Configuring OSPFv3 IP FRR

If a link fails, an OSPFv3 IP FRR-capable device can fast switch traffic to a backup link, which protects traffic and improves OSPFv3 network reliability.

Usage Scenario

As networks develop, services such as Voice over IP (VoIP) and on-line video services require high-quality real-time transmission. However, OSPFv3 takes more than 50 ms to rectify a fault, which cannot meet the requirement for real-time transmission of these services.

Nevertheless, if an OSPFv3 fault occurs, traffic can be switched to a new link only after the fault detection that lasts several milliseconds, fault notification to the routing control plane that lasts several milliseconds, new topology information generation and flooding that last tens of milliseconds, Shortest Path First (SPF) calculation that lasts tens of milliseconds, and new route notification and adding that last hundreds of milliseconds.

OSPFv3 IP FRR calculates a backup link in advance. If the primary link fails, OSPFv3 IP FRR rapidly switches traffic to the backup link without interrupting traffic. This protects traffic and greatly improves OSPFv3 network reliability.

OSPFv3 IP FRR is applicable to services that are sensitive to the packet delay and packet loss.

OSPFv3 LFA FRR uses the SPF algorithm to calculate the shortest path from each neighbor (root node) that provides a backup link to the destination node and store the node-based backup next hop, which applies to single-node routing scenarios. As networks are increasingly diversified, two ABRs or ASBRs are deployed to improve network reliability. In this case, OSPFv3 FRR in a scenario where multiple nodes advertise the same route is needed. In Figure 1, Device B and Device C function as ABRs to forward area 0 and area 1 routes. Device E advertises an intra-area route. Upon receipt of the route, Device B and Device C translate it to a Type 3 LSA and flood the LSA to area 0. After OSPFv3 FRR is enabled on Device A, Device A considers Device B and Device C as its neighbors. Without a fixed neighbor as the root node, Device A fails to calculate FRR backup next hop. To address this problem, a virtual node is simulated between Device B and Device C and used as the root node of Device A, and Device A uses the LFA algorithm to calculate the backup next hop. This solution converts multi-node routing into single-node routing.
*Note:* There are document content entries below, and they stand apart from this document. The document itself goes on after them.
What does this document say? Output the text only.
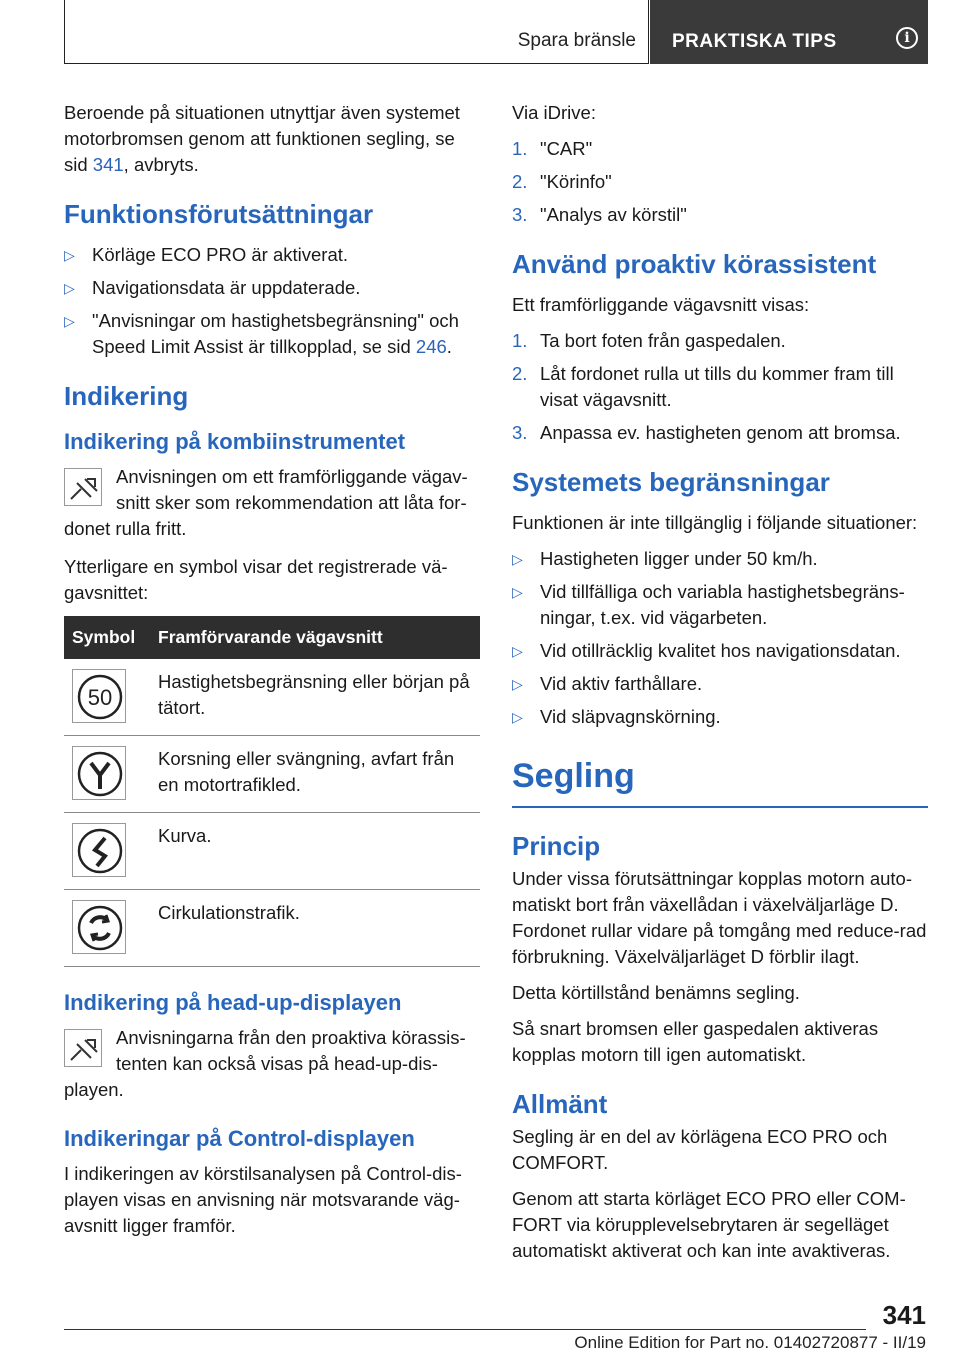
Spara bränsle PRAKTISKA TIPS	i

Beroende på situationen utnyttjar även systemet motorbromsen genom att funktionen segling, se sid 341, avbryts.

Funktionsförutsättningar
▷ Körläge ECO PRO är aktiverat.
▷ Navigationsdata är uppdaterade.
▷ "Anvisningar om hastighetsbegränsning" och Speed Limit Assist är tillkopplad, se sid 246.
Indikering
Indikering på kombiinstrumentet

Anvisningen om ett framförliggande vägav-snitt sker som rekommendation att låta for-

donet rulla fritt.

Ytterligare en symbol visar det registrerade vä-gavsnittet:

Symbol	Framförvarande vägavsnitt

50	Hastighetsbegränsning eller början på tätort.

	Korsning eller svängning, avfart från en motortrafikled.

	Kurva.

	Cirkulationstrafik.
Indikering på head-up-displayen

Anvisningarna från den proaktiva körassis-tenten kan också visas på head-up-dis-

playen.
Indikeringar på Control-displayen

I indikeringen av körstilsanalysen på Control-dis-playen visas en anvisning när motsvarande väg-avsnitt ligger framför.

Via iDrive:

1. "CAR"
2. "Körinfo"
3. "Analys av körstil"
Använd proaktiv körassistent

Ett framförliggande vägavsnitt visas:

1. Ta bort foten från gaspedalen.
2. Låt fordonet rulla ut tills du kommer fram till visat vägavsnitt.
3. Anpassa ev. hastigheten genom att bromsa.
Systemets begränsningar

Funktionen är inte tillgänglig i följande situationer:

▷ Hastigheten ligger under 50 km/h.
▷ Vid tillfälliga och variabla hastighetsbegräns-ningar, t.ex. vid vägarbeten.
▷ Vid otillräcklig kvalitet hos navigationsdatan.
▷ Vid aktiv farthållare.
▷ Vid släpvagnskörning.
Segling
Princip

Under vissa förutsättningar kopplas motorn auto-matiskt bort från växellådan i växelväljarläge D. Fordonet rullar vidare på tomgång med reduce-rad förbrukning. Växelväljarläget D förblir ilagt.

Detta körtillstånd benämns segling.

Så snart bromsen eller gaspedalen aktiveras kopplas motorn till igen automatiskt.

Allmänt

Segling är en del av körlägena ECO PRO och COMFORT.

Genom att starta körläget ECO PRO eller COM-FORT via körupplevelsebrytaren är segelläget automatiskt aktiverat och kan inte avaktiveras.

341
Online Edition for Part no. 01402720877 - II/19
Figure 1 OSPFv3 FRR in the scenario where multiple nodes advertise the same route

After OSPFv3 IP FRR is configured, the lower layer needs to fast respond to a link change so that traffic can be fast switched to the backup link. After FRR and BFD are bound, link failures can be detected rapidly so that traffic is rapidly switched to the backup link if the primary link fails.

Pre-configuration Tasks

Before configuring OSPFv3 IP FRR, complete the following tasks:

Configure a link layer protocol.
Configure IP addresses for interfaces to ensure that neighboring nodes are reachable at the network layer.
Configure basic OSPFv3 functions.

Enabling OSPFv3 IP FRR: With OSPFv3 IP FRR and loop-free backup links, a device can switch traffic to a backup link immediately if the primary link fails.

(Optional) Binding IP FRR and BFD: Binding IP FRR and BFD enables the lower layer to fast respond to a link change so that traffic can be rapidly switched to the backup link if the primary link fails.

(Optional) Blocking FRR on an OSPFv3 Interface: If FRR is not required on certain OSPFv3 interfaces, FRR needs to be blocked on these interfaces.

Verifying the Configuration of OSPFv3 IP FRR: After configuring OSPFv3 IP FRR, you can view information about the primary and backup links.